Color just first on day of broken barriers

April 14, 1997|By John Eisenberg

AUGUSTA, Ga. -- It was supposed to be a story about a color barrier coming down, about a minority golfer winning the Masters for the first time.

That, it was; the social implications of Tiger Woods' victory yesterday at Augusta National are what makes it one of the most important stories of this or any year in sports.

Coming up the 18th fairway, Woods said a prayer of thanks for the African-American golfers who had come before him, then had the grace to tell reporters he wasn't the pioneer.

But as deeply moving and important as all that surely was, it was dwarfed in the end by his golf.

The fact that an African-American golfer won the Masters is remarkable, but the way he won was even more remarkable.

Woods didn't just win; he put on a four-day display of skill, nerves and mental discipline that ranks with the best performances of any athlete in any sport.

He shot the lowest score in the history of the Masters, a tournament that began in 1934.

He became the tournament's youngest winner; at 21, he was supposed to be a senior at Stanford.

And he won by 12 shots, for crying out loud!

Only once before has a golfer won a major by so much: That was Old Tom Morris, who took the British Open by 13 strokes in '62.

And that's 1862, sports fans, not 1962.

That's right, Woods' performance was so historic that he was challenging a record set during Abraham Lincoln's presidency.

That's just before Cal Ripken's streak started.

Woods, who finished at 18-under-par, was so far ahead at the end yesterday that he could have gone back out on the course after his round, played the last three holes again in par and still used fewer strokes than anyone else.

Ah, the ol' three-hole handicap.

A golfer winning the Masters by 12 strokes is like a baseball team clinching its division title in July and sweeping through October without losing a game.

Woods blew away the course, the field and the Masters' hallowed history.

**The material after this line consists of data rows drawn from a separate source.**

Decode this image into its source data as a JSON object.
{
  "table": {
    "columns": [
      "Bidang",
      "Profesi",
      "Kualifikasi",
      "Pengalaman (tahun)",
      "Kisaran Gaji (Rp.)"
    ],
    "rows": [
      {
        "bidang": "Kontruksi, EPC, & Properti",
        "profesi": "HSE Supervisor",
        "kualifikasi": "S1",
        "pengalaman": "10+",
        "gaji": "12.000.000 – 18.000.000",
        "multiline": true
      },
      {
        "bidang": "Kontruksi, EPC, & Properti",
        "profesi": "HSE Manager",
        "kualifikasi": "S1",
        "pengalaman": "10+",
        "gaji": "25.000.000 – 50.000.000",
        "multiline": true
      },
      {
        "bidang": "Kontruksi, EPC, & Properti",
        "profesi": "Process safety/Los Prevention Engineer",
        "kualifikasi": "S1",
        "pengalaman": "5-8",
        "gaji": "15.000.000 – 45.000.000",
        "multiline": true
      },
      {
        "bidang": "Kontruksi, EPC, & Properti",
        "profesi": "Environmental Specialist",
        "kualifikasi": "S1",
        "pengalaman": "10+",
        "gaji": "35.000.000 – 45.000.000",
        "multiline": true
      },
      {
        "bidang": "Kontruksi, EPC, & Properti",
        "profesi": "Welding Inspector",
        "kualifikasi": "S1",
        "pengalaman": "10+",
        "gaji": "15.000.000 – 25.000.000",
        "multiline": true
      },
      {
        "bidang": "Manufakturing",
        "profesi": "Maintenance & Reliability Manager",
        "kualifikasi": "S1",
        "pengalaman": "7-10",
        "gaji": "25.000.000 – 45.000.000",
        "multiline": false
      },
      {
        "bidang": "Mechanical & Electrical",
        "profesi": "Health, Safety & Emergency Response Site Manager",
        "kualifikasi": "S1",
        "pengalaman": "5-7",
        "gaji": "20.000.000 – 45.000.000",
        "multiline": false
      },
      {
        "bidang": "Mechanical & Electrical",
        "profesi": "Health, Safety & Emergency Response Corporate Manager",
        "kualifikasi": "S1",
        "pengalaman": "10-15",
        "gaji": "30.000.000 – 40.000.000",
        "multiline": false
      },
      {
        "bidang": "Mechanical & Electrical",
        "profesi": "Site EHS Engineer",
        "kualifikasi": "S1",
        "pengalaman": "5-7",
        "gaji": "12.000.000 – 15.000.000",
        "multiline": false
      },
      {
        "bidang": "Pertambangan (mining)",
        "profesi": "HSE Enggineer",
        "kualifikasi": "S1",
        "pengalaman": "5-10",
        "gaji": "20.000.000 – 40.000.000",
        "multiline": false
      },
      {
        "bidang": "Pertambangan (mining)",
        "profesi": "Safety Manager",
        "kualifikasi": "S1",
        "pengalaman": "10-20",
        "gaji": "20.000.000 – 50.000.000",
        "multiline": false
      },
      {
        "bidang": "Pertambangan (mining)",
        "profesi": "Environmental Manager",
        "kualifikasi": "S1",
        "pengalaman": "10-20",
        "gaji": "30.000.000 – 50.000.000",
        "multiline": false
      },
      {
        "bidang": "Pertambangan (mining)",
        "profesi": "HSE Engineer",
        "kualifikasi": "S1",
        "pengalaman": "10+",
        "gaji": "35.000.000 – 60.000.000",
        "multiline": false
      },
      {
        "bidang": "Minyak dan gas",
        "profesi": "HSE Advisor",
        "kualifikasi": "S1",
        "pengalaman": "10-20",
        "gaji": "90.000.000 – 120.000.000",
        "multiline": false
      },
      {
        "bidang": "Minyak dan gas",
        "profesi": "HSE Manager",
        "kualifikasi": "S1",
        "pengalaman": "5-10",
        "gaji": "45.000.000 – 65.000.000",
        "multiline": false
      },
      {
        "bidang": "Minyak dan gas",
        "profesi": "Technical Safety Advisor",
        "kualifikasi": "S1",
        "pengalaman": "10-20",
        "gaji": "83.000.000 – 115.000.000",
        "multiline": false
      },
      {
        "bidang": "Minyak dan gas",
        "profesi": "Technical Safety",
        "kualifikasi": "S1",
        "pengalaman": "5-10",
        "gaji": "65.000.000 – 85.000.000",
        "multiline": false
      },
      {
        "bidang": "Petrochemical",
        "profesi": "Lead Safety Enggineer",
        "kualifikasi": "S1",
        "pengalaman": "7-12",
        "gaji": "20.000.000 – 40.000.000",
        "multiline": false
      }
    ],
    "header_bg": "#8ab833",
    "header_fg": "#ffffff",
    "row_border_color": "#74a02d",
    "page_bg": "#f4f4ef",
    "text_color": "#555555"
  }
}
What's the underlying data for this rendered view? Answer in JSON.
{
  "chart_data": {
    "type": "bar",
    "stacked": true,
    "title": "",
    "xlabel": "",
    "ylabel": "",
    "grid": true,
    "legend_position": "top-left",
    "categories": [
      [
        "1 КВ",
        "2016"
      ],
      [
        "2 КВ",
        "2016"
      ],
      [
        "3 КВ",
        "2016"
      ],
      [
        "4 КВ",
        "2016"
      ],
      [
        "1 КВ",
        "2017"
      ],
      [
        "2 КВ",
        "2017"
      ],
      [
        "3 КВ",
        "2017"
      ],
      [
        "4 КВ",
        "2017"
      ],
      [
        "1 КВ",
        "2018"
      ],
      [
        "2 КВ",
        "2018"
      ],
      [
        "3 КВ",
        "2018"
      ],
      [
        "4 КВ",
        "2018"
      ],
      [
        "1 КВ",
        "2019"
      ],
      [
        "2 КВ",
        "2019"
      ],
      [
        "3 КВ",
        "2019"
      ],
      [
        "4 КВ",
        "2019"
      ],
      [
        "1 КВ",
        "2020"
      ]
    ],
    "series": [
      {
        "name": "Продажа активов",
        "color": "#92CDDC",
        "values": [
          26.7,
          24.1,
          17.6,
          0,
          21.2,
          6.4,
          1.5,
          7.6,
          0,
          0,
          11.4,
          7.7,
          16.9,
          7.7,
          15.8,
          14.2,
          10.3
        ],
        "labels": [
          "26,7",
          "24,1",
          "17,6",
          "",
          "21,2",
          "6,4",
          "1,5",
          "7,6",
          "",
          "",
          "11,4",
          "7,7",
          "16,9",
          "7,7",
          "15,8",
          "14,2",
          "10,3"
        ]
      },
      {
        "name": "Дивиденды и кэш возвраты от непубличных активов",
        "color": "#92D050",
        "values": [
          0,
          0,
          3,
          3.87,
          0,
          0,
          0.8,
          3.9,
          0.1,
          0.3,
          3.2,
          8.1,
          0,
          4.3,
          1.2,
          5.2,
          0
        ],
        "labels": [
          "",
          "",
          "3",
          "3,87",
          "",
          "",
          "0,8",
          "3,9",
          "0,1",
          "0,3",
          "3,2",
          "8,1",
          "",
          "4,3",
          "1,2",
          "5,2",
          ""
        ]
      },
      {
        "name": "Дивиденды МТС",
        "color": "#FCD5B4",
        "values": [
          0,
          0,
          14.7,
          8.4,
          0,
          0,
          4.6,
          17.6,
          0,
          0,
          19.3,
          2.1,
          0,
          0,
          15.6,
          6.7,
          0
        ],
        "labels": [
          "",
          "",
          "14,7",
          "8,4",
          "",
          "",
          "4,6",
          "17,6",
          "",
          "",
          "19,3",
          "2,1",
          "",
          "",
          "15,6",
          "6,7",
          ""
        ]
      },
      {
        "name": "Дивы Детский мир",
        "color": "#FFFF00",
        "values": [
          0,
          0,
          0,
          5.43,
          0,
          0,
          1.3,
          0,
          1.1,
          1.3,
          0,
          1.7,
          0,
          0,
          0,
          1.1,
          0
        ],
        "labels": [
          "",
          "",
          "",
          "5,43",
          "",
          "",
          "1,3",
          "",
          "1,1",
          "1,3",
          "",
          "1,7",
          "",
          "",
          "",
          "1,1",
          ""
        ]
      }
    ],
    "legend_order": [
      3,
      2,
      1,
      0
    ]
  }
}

"I dreamed about winning the Masters when I was a little kid, but I never dreamed about winning it like I did," Woods said. "I dreamed about winning it in a playoff with [Nick] Faldo or [Jack] Nicklaus but I never thought I'd have a lead like I did. It was nice to have that become a reality."

He led by three strokes after the second round, nine strokes after the third round and 13 strokes with two holes to play yesterday. A late birdie by Tom Kite, the runner-up, cut the final margin to 12.

Woods, who has studied golf history, knew with two holes to play that he needed two pars to break the tournament record of 17-under, which was set in 1965 by Nicklaus and tied in 1976 by Raymond Floyd.

It came down to a four-foot putt for par on the 18th green, but Woods was dead-on accurate, as he was all week from that treacherous distance.

The Masters' 72-hole record is perhaps the toughest in all of golf; besides Nicklaus and Floyd, no golfer had ever shot better than 14-under here.

Woods' record probably will stand for years -- unless Woods breaks it again himself.

"He will win many more Masters," Nicklaus said. "He's out there ** playing another game."

Golf will never be the same. Woods' huge gallery was a human zoo again yesterday, as it was all week. Jack Nicholson was buzzing around in a cart. The crowd ran 10-deep at times.

Woods was oblivious. His powers of concentration were the most stunning part of his win. With history and humanity swirling around him, he never blinked.

Playing the course as astutely as a 20-year veteran, he hit almost all of his drives in the fairway and almost all of his approach shots within 20 feet of the hole.

He was always on the offensive, almost never in trouble.

The half-dozen putts that he barely missed would have pushed his score into orbit.

Kite finished up in front of him and hung around the 18th hole to see him set the record.

"A historic thing," Kite said. "I wanted to see it."

Woods putted out, came off the green and embraced his parents. His choked up during a long embrace with his father. Finally, his emotions came pouring out as the significance of his achievement began to hit him.

Lee Elder, who broke the color barrier at the Masters 22 years ago, flew in from Florida just to watch Woods win. The two spoke just before Woods teed off.

"It meant so much to have him here," Woods said. "If it wasn't for Lee and Charlie Sifford and the other guys coming before me and knocking down the doors, I wouldn't have had the chance to pursue my dream. I love those guys and I respect them and I owe what I have to them."

What does he have now? Well, he has a green jacket symbolizing the Masters championship. He has a record that some thought would never be broken.

He has a place in history.

Fifty years after Jackie Robinson changed sports in America, golf finally has a minority champion.

That it took so long is embarrassing, pathetically so.

But when it finally happened this week, was it ever something to see.